Roche Seragon acquisition worth $1.725 billion agreed
A Roche Seragon acquisition has been agreed by the two companies. Seragon Pharmaceuticals, a San Diego based, privately-held biotech company that is developing small-molecule medications for the treatment of estrogen receptor dependent breast cancer, will be acquired by the Swiss giant, Roche Holding AG, for up to $1.725 billion.
Seragon Pharmaceuticals Inc. was spun out from Aragon Pharmaceuticals in 2013 when it was taken over by Johnson & Johnson. Seragon’s investors include the Column Group, Topspin, Aisling Capital, VenBio and OrbiMed.
According to Roche, Genentech, which it acquired in 2009 for $46.8 billion, and Seragon have entered a definitive acquisition agreement. The Swiss company wrote “With this acquisition, Genentech obtains rights to Seragon’s entire portfolio of investigational next-generation oral selective estrogen receptor degraders (SERDs), for the potential treatment of hormone receptor-positive breast cancer.”
Genentech Research and Early Development’s Executive Vice President, Richard Scheller, Ph.D., said:
“This year, breast cancer will claim the lives of nearly 40,000 women in the United States, and up to half of these women will have a disease that is driven by the estrogen receptor. We believe these investigational oral SERDs could one day redefine the standard of care for hormone receptor-positive breast cancer.”
Cash up front plus more tied to targets
The two companies have agreed that Genentech will:
- pay $725 million in cash up front,
- make additional payments up to $1 billion tied to certain predetermined milestones (targets).
Roche expects the transaction, which is subject to regulatory approval, to be concluded in Q3 2014.
Roche is a global leader in the treatment of breast cancer, with such medications as Herceptin (trastuzumab). About one-sixth of Roche’s revenues in 2013 came from Herceptin sales, which totaled SFr6 billion ($6.75 billion).
Perjeta and Kadcyla, drugs for treating patients whose cancerous cells contain higher levels of HER2 (a protein), were recently approved.

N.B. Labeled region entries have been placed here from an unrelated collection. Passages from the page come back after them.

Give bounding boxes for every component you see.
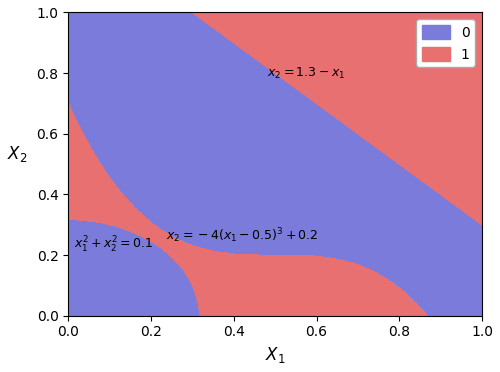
- Legend: 0, 1: 0, 1: [416, 19, 475, 67]
- Text: $x_2 = -4(x_1 - 0.5)^3 + 0.2$: $x_2 = -4(x_1 - 0.5)^3 + 0.2$: [166, 226, 318, 245]
- Text: $x_1^2 + x_2^2 = 0.1$: $x_1^2 + x_2^2 = 0.1$: [74, 234, 154, 254]
- Y-axis label: $X_2$: $X_2$: [7, 144, 28, 164]
- X-axis label: $X_1$: $X_1$: [265, 345, 285, 365]
- Text: $x_2 = 1.3 - x_1$: $x_2 = 1.3 - x_1$: [267, 65, 345, 81]
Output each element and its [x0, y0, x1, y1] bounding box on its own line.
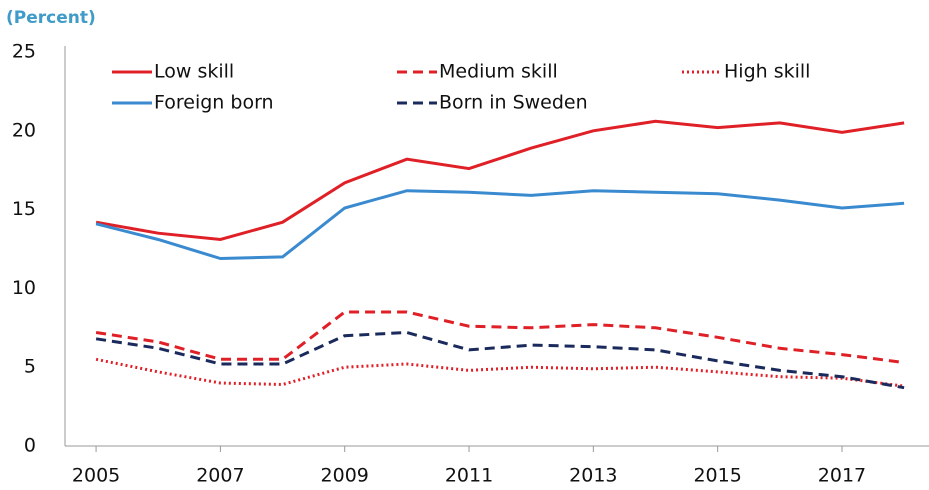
y-tick-label: 15: [12, 198, 36, 220]
y-tick-label: 25: [12, 41, 36, 63]
legend-label: Low skill: [154, 61, 234, 83]
y-tick-label: 0: [24, 435, 36, 457]
chart-subtitle: (Percent): [6, 8, 96, 28]
y-tick-label: 5: [24, 356, 36, 378]
series-line: [95, 119, 905, 242]
legend-label: Born in Sweden: [439, 92, 588, 114]
series-line: [95, 189, 905, 261]
y-tick-label: 10: [12, 277, 36, 299]
x-tick-label: 2007: [196, 465, 244, 487]
series-line: [95, 357, 905, 388]
x-tick-label: 2013: [569, 465, 617, 487]
x-tick-label: 2011: [445, 465, 493, 487]
x-tick-label: 2015: [693, 465, 741, 487]
legend-label: Foreign born: [154, 92, 274, 114]
legend-label: Medium skill: [439, 61, 558, 83]
series-line: [95, 330, 905, 390]
x-tick-label: 2009: [321, 465, 369, 487]
legend-label: High skill: [724, 61, 810, 83]
x-tick-label: 2017: [818, 465, 866, 487]
y-tick-label: 20: [12, 119, 36, 141]
series-line: [95, 310, 905, 364]
x-tick-label: 2005: [72, 465, 120, 487]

So far this year, the two drugs have brought in SFr280 million ($315 million) in sales. Roche hopes they can replace the income loss it will incur when Herceptin’s patent expires.

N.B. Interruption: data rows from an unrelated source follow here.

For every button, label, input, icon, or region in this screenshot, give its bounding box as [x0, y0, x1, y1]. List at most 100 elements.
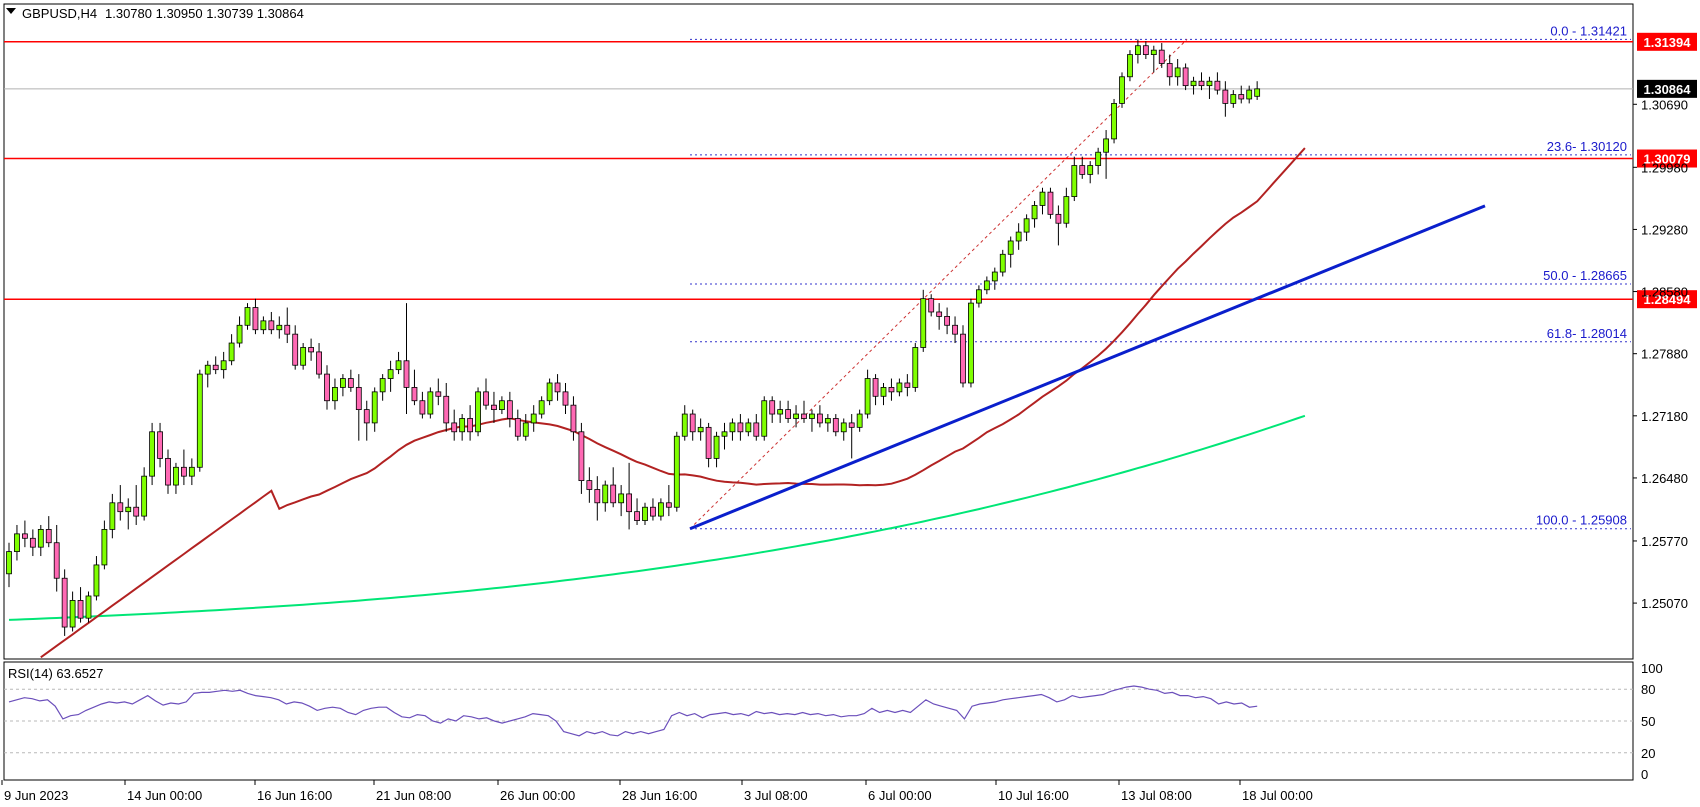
- candle-body: [777, 409, 784, 415]
- candle-body: [1079, 165, 1086, 175]
- candle-body: [316, 351, 322, 375]
- bear-candle: [61, 569, 68, 636]
- candle-body: [936, 311, 943, 317]
- price-tick-label: 1.25770: [1641, 534, 1688, 549]
- bull-candle: [141, 467, 148, 521]
- bear-candle: [117, 485, 124, 521]
- candle-body: [332, 387, 338, 402]
- bear-candle: [586, 467, 593, 503]
- candle-body: [856, 413, 863, 428]
- candle-body: [149, 431, 156, 477]
- bull-candle: [538, 396, 545, 419]
- bull-candle: [276, 316, 283, 339]
- collapse-triangle-icon[interactable]: [6, 8, 16, 14]
- candle-body: [236, 324, 243, 344]
- candle-body: [769, 400, 776, 415]
- candle-body: [1158, 49, 1165, 64]
- bear-candle: [45, 516, 52, 548]
- bear-candle: [21, 520, 28, 548]
- bull-candle: [673, 431, 680, 512]
- price-tick-label: 1.28580: [1641, 285, 1688, 300]
- rsi-pane-frame: [3, 661, 1634, 781]
- bear-candle: [952, 316, 958, 344]
- candle-body: [252, 307, 259, 331]
- bull-candle: [69, 591, 76, 632]
- candle-body: [435, 391, 442, 397]
- bull-candle: [1015, 223, 1022, 250]
- candle-body: [411, 387, 418, 402]
- candle-body: [1007, 240, 1014, 255]
- bull-candle: [1071, 156, 1078, 202]
- bear-candle: [355, 374, 362, 441]
- bull-candle: [387, 360, 394, 392]
- fib-diagonal-line: [689, 39, 1188, 530]
- bear-candle: [570, 396, 577, 441]
- bull-candle: [983, 276, 990, 295]
- bear-candle: [872, 374, 879, 406]
- candle-body: [1166, 63, 1173, 78]
- bull-candle: [1174, 59, 1181, 86]
- candle-body: [729, 422, 736, 433]
- candle-body: [944, 316, 950, 326]
- candle-body: [1246, 89, 1253, 100]
- bear-candle: [324, 365, 330, 410]
- candle-body: [713, 435, 720, 459]
- candle-body: [888, 387, 895, 393]
- bull-candle: [300, 343, 307, 370]
- candle-body: [1174, 67, 1181, 78]
- bull-candle: [149, 422, 156, 486]
- candle-body: [157, 431, 163, 459]
- candle-body: [1071, 165, 1078, 197]
- bear-candle: [363, 400, 370, 441]
- bear-candle: [665, 485, 672, 517]
- bear-candle: [888, 378, 895, 401]
- bear-candle: [419, 391, 426, 419]
- bull-candle: [546, 378, 553, 406]
- candle-body: [1135, 45, 1141, 55]
- bull-candle: [204, 360, 211, 388]
- price-tick-label: 1.27880: [1641, 347, 1688, 362]
- bull-candle: [1135, 39, 1141, 64]
- bull-candle: [498, 396, 505, 415]
- bull-candle: [1039, 187, 1046, 215]
- candle-body: [642, 506, 648, 521]
- bear-candle: [1182, 63, 1189, 91]
- time-axis-label: 26 Jun 00:00: [500, 788, 575, 803]
- candle-body: [634, 511, 640, 521]
- bear-candle: [403, 303, 410, 415]
- bear-candle: [1142, 41, 1149, 60]
- bull-candle: [1063, 187, 1070, 228]
- candle-body: [387, 369, 394, 379]
- trendline-layer[interactable]: [689, 204, 1486, 531]
- candle-body: [864, 378, 871, 415]
- bear-candle: [268, 311, 275, 335]
- candle-body: [1119, 76, 1125, 104]
- candle-body: [1206, 80, 1213, 87]
- bear-candle: [165, 449, 171, 494]
- candle-body: [355, 387, 362, 411]
- candle-body: [673, 435, 680, 508]
- ma-slow-line: [8, 414, 1306, 621]
- bull-candle: [260, 316, 267, 335]
- candle-body: [347, 378, 354, 388]
- candle-body: [570, 404, 577, 433]
- bear-candle: [960, 325, 966, 388]
- bear-candle: [801, 400, 807, 423]
- candle-body: [1222, 89, 1229, 104]
- bear-candle: [29, 529, 36, 557]
- candle-body: [737, 422, 744, 433]
- bull-candle: [896, 378, 903, 397]
- bull-candle: [618, 485, 625, 517]
- bear-candle: [1198, 72, 1205, 91]
- bull-candle: [729, 418, 736, 441]
- bear-candle: [514, 409, 521, 441]
- bull-candle: [642, 502, 648, 525]
- bull-candle: [339, 374, 346, 397]
- bull-candle: [427, 387, 434, 419]
- rsi-scale-label: 80: [1641, 682, 1655, 697]
- candle-body: [395, 360, 402, 371]
- bear-candle: [1047, 187, 1054, 219]
- bull-candle: [173, 462, 179, 494]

With Herceptin expiries looming, Roche needs to act rapidly to maintain its breast cancer market dominance.
Pricey but wise acquisition
$1.725 billion seems like an awful lot of money to pay for a company with only one experimental drug (ARN-810) that is still in Phase I.
However, by buying Seragon, Roche is now able to fill a giant gap for future breast cancer treatment. Seragon’s product portfolio targets more than half of patients who develop the disease.
Research and development (R&D) costs have risen considerably over the last ten years. In the search for the next blockbuster medication, drugmakers are today buying up smaller companies with promising molecules.
Roche has made some other acquisitions this year. Last month, the company agreed a $350 million deal to acquire Genia Technologies, a privately held DNA sequencing business. In May, agreement was reached to take over IQuum, a Massachusetts-based company that makes medical testing equipment.
F. Hoffmann-La Roche Ltd (the Roche Group) is headquartered in Basel, Switzerland. It employs more than 80,000 people worldwide.